“Let’s burn! Let’s burn” gritava o bombeiro Montag, enquanto as labaredas à sua frente começavam a crescer. A fogueira da vez carregava um peso maior, já que acontecia em um antigo palácio real, repleto não somente de livros, mas todo o tipo de objeto histórico de um país latino-americano.
Apesar de a ficção Fahrenheit 451 não ter sido ambientada no Brasil, quando relembramos o crescente número de museus incendiados no país – como o Museu Nacional, no último dia dois de setembro –, fica difícil não relacionar a realidade que vivemos com o livro de Ray Bradbury.
Atualmente o Brasil conta com mais de três mil museus espalhados pelo país, estes são responsáveis por arquivar, cuidar e expor os mais diversos conteúdos de cunho histórico, não só brasileiro, mas de diferentes partes do mundo, como o caixão de Sha-Amun-en-su, presente recebido por Dom Pedro II em uma de suas visitas ao Egito, o qual também pegou fogo no Museu Nacional.
É comum que a eles sejam associados, principalmente, exposições de arte, mas um importante papel atrelado a esses equipamentos culturais são as pesquisas acadêmicas, muitas vezes com estudos dependentes do material protegido por estas instituições.
Mas se existem tantos museus no país, por que eles não são frequentados? Checagens apresentadas após o incêndio revelaram que o último presidente em exercício a visitar o Museu Nacional foi Juscelino Kubitschek, e que, em 2017, o Museu do Futebol, em São Paulo, recebeu quase o dobro de visitas do Nacional, mesmo ele sendo o detentor de Luzia, o fóssil brasileiro de 11 mil anos, o mais antigo da América.

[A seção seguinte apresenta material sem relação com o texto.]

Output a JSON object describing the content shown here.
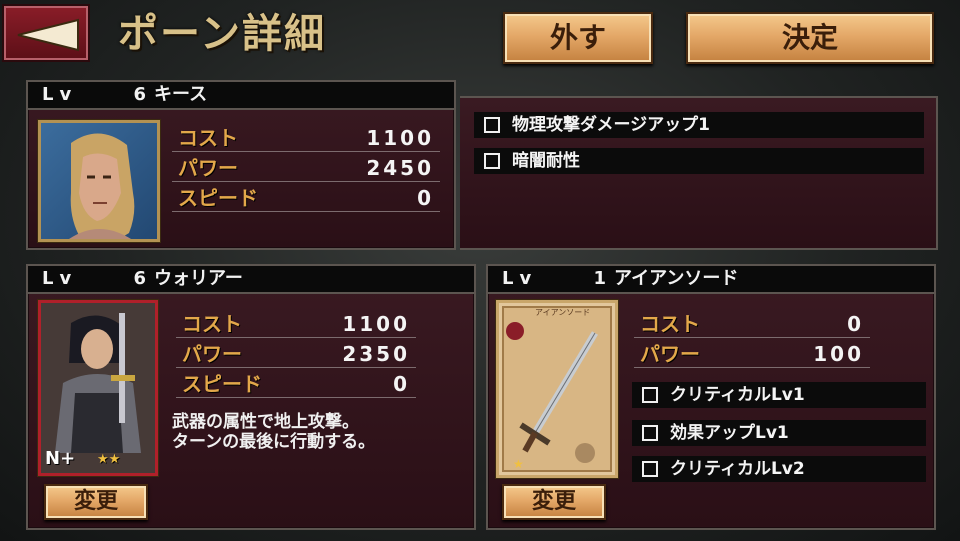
{
  "header": {
    "title": "ポーン詳細",
    "unequip_label": "外す",
    "confirm_label": "決定"
  },
  "pawn": {
    "lv_label": "Lv",
    "level": "6",
    "name": "キース",
    "stats": [
      {
        "label": "コスト",
        "value": "1100"
      },
      {
        "label": "パワー",
        "value": "2450"
      },
      {
        "label": "スピード",
        "value": "0"
      }
    ],
    "abilities": [
      "物理攻撃ダメージアップ1",
      "暗闇耐性"
    ]
  },
  "job": {
    "lv_label": "Lv",
    "level": "6",
    "name": "ウォリアー",
    "stats": [
      {
        "label": "コスト",
        "value": "1100"
      },
      {
        "label": "パワー",
        "value": "2350"
      },
      {
        "label": "スピード",
        "value": "0"
      }
    ],
    "description_line1": "武器の属性で地上攻撃。",
    "description_line2": "ターンの最後に行動する。",
    "card_rank": "N+",
    "card_stars": "★★",
    "change_label": "変更"
  },
  "weapon": {
    "lv_label": "Lv",
    "level": "1",
    "name": "アイアンソード",
    "card_caption": "アイアンソード",
    "card_star": "★",
    "stats": [
      {
        "label": "コスト",
        "value": "0"
      },
      {
        "label": "パワー",
        "value": "100"
      }
    ],
    "abilities": [
      "クリティカルLv1",
      "効果アップLv1",
      "クリティカルLv2"
    ],
    "change_label": "変更"
  },
  "colors": {
    "stat_label": "#e3a84a",
    "panel_bg": "#2a0f16",
    "button_tan": "#e4a868",
    "back_red": "#8a1d28"
  }
}
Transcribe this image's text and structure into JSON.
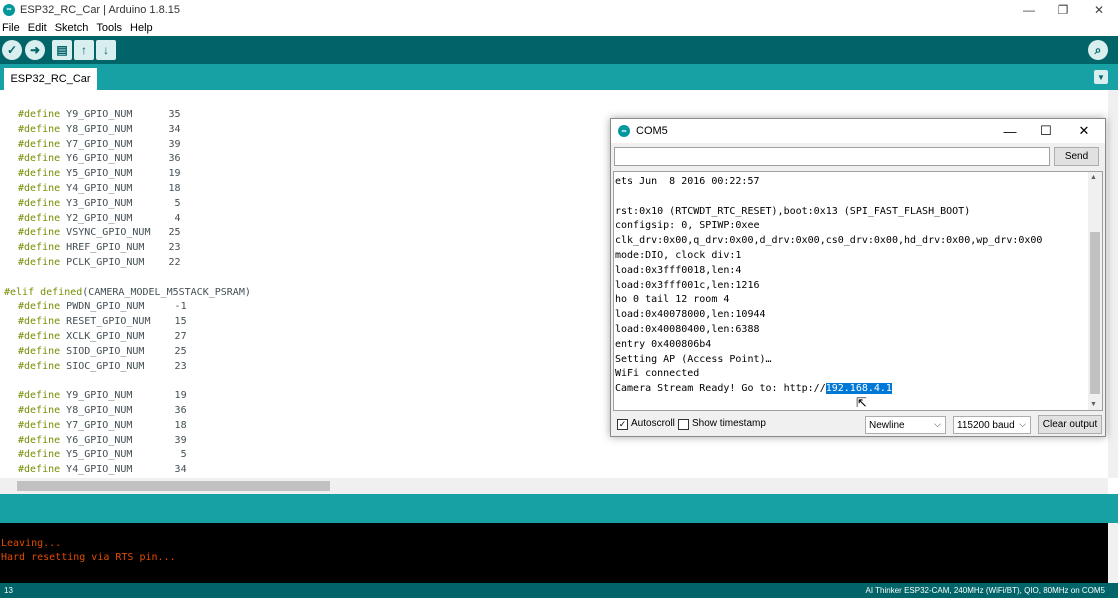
{
  "window": {
    "title": "ESP32_RC_Car | Arduino 1.8.15",
    "minimize": "—",
    "restore": "❐",
    "close": "✕"
  },
  "menu": [
    "File",
    "Edit",
    "Sketch",
    "Tools",
    "Help"
  ],
  "toolbar": {
    "verify": "✓",
    "upload": "➜",
    "new": "▤",
    "open": "↑",
    "save": "↓",
    "serial_monitor": "⌕"
  },
  "tabs": {
    "active": "ESP32_RC_Car",
    "menu_icon": "▼"
  },
  "code_lines": [
    {
      "kw": "#define",
      "rest": " Y9_GPIO_NUM      35"
    },
    {
      "kw": "#define",
      "rest": " Y8_GPIO_NUM      34"
    },
    {
      "kw": "#define",
      "rest": " Y7_GPIO_NUM      39"
    },
    {
      "kw": "#define",
      "rest": " Y6_GPIO_NUM      36"
    },
    {
      "kw": "#define",
      "rest": " Y5_GPIO_NUM      19"
    },
    {
      "kw": "#define",
      "rest": " Y4_GPIO_NUM      18"
    },
    {
      "kw": "#define",
      "rest": " Y3_GPIO_NUM       5"
    },
    {
      "kw": "#define",
      "rest": " Y2_GPIO_NUM       4"
    },
    {
      "kw": "#define",
      "rest": " VSYNC_GPIO_NUM   25"
    },
    {
      "kw": "#define",
      "rest": " HREF_GPIO_NUM    23"
    },
    {
      "kw": "#define",
      "rest": " PCLK_GPIO_NUM    22"
    },
    {
      "kw": "",
      "rest": ""
    },
    {
      "kw": "#elif defined",
      "rest": "(CAMERA_MODEL_M5STACK_PSRAM)"
    },
    {
      "kw": "#define",
      "rest": " PWDN_GPIO_NUM     -1"
    },
    {
      "kw": "#define",
      "rest": " RESET_GPIO_NUM    15"
    },
    {
      "kw": "#define",
      "rest": " XCLK_GPIO_NUM     27"
    },
    {
      "kw": "#define",
      "rest": " SIOD_GPIO_NUM     25"
    },
    {
      "kw": "#define",
      "rest": " SIOC_GPIO_NUM     23"
    },
    {
      "kw": "",
      "rest": ""
    },
    {
      "kw": "#define",
      "rest": " Y9_GPIO_NUM       19"
    },
    {
      "kw": "#define",
      "rest": " Y8_GPIO_NUM       36"
    },
    {
      "kw": "#define",
      "rest": " Y7_GPIO_NUM       18"
    },
    {
      "kw": "#define",
      "rest": " Y6_GPIO_NUM       39"
    },
    {
      "kw": "#define",
      "rest": " Y5_GPIO_NUM        5"
    },
    {
      "kw": "#define",
      "rest": " Y4_GPIO_NUM       34"
    }
  ],
  "console": {
    "lines": [
      "Leaving...",
      "Hard resetting via RTS pin..."
    ]
  },
  "statusbar": {
    "line": "13",
    "board": "AI Thinker ESP32-CAM, 240MHz (WiFi/BT), QIO, 80MHz on COM5"
  },
  "serial_monitor": {
    "title": "COM5",
    "input_value": "",
    "send_label": "Send",
    "output_lines": [
      "ets Jun  8 2016 00:22:57",
      "",
      "rst:0x10 (RTCWDT_RTC_RESET),boot:0x13 (SPI_FAST_FLASH_BOOT)",
      "configsip: 0, SPIWP:0xee",
      "clk_drv:0x00,q_drv:0x00,d_drv:0x00,cs0_drv:0x00,hd_drv:0x00,wp_drv:0x00",
      "mode:DIO, clock div:1",
      "load:0x3fff0018,len:4",
      "load:0x3fff001c,len:1216",
      "ho 0 tail 12 room 4",
      "load:0x40078000,len:10944",
      "load:0x40080400,len:6388",
      "entry 0x400806b4",
      "Setting AP (Access Point)…",
      "WiFi connected"
    ],
    "last_line_prefix": "Camera Stream Ready! Go to: http://",
    "selected_text": "192.168.4.1",
    "autoscroll_label": "Autoscroll",
    "autoscroll_checked": "✓",
    "timestamp_label": "Show timestamp",
    "line_ending": "Newline",
    "baud": "115200 baud",
    "clear_label": "Clear output"
  }
}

‘Existe uma elite muito forte que não reconhece o outro como cultura por aqui, e como essa elite comanda o país, nós temos dificuldade de reconhecer a pluralidade de culturas existente nele’.
Para o professor de história, Angelo Otávio Garcia Rechi, esse distanciamento entre a sociedade brasileira e a cultura deve-se, em parte, a formação cultural dos povos que para cá vieram, criando no país um multiculturalismo e não uma unidade que poderia ser chamada de cultura nacional.
“É muito complicado falar de cultura no Brasil. Existe uma elite muito forte que não reconhece o outro como cultura por aqui, e como essa elite comanda o país, nós temos dificuldade de reconhecer a pluralidade de culturas existente nele”, disserta Angelo, dando o exemplo da Europa, onde as políticas de intervenção cinematográfica do exterior são mais rígidas, consequentemente abrindo espaço para o produto local.
Enquanto governo e população não se interessam pelo acervo das instituições, a comunidade científica chora a consequência do descaso com os patrimônios históricos. Em entrevista, o paleontólogo Paulo Miranda Nascimento, conhecido como Pirula, ressalta que entre os candidatos à presidência, apenas dois planos de governo contam com propostas voltadas aos museus. Segundo Pirula, incêndios como este atingem toda a sociedade, já que com a perda dos materiais de estudo, não há como dar continuidade às pesquisas.
A professora Uiara Chagas Silva acrescenta, ainda, o atraso do Brasil em relação ao exterior no que concerne ao incentivo à pesquisa, dizendo que ele é sentido de modo que muitos pesquisadores se deslocam para outros países a fim de concluírem suas teses. “Em termos de tecnologia e educação, as nossas bases de estudo vêm muito de fora, eu diria que temos uma lacuna de uns 20 anos com literatura cientifica estrangeira à frente da nossa e só agora estamos correndo atrás.”
Uiara entende um museu como um templo da história, que deveria ser protegido devido seu valor incomparável. Para ela, sua importância se dá não apenas na pesquisa, mas no coexistir da ressignificação da cultura, crescimento e formação dos jovens que o frequentam junto das escolas, os quais, muitas vezes, só o adentram em visitas escolares.
Dizer que o brasileiro renega sua cultura não é suficiente para salvar os próximos museus das labaredas que apagam a história. Rechi acredita que é necessário incluí-los de maneira mais assertiva nas escolas, para que as próximas gerações cresçam entendendo sua importância, enquanto Pirula recomenda que as pessoas passem a frequentá-los, para que o governo volte a olhar também para os museus.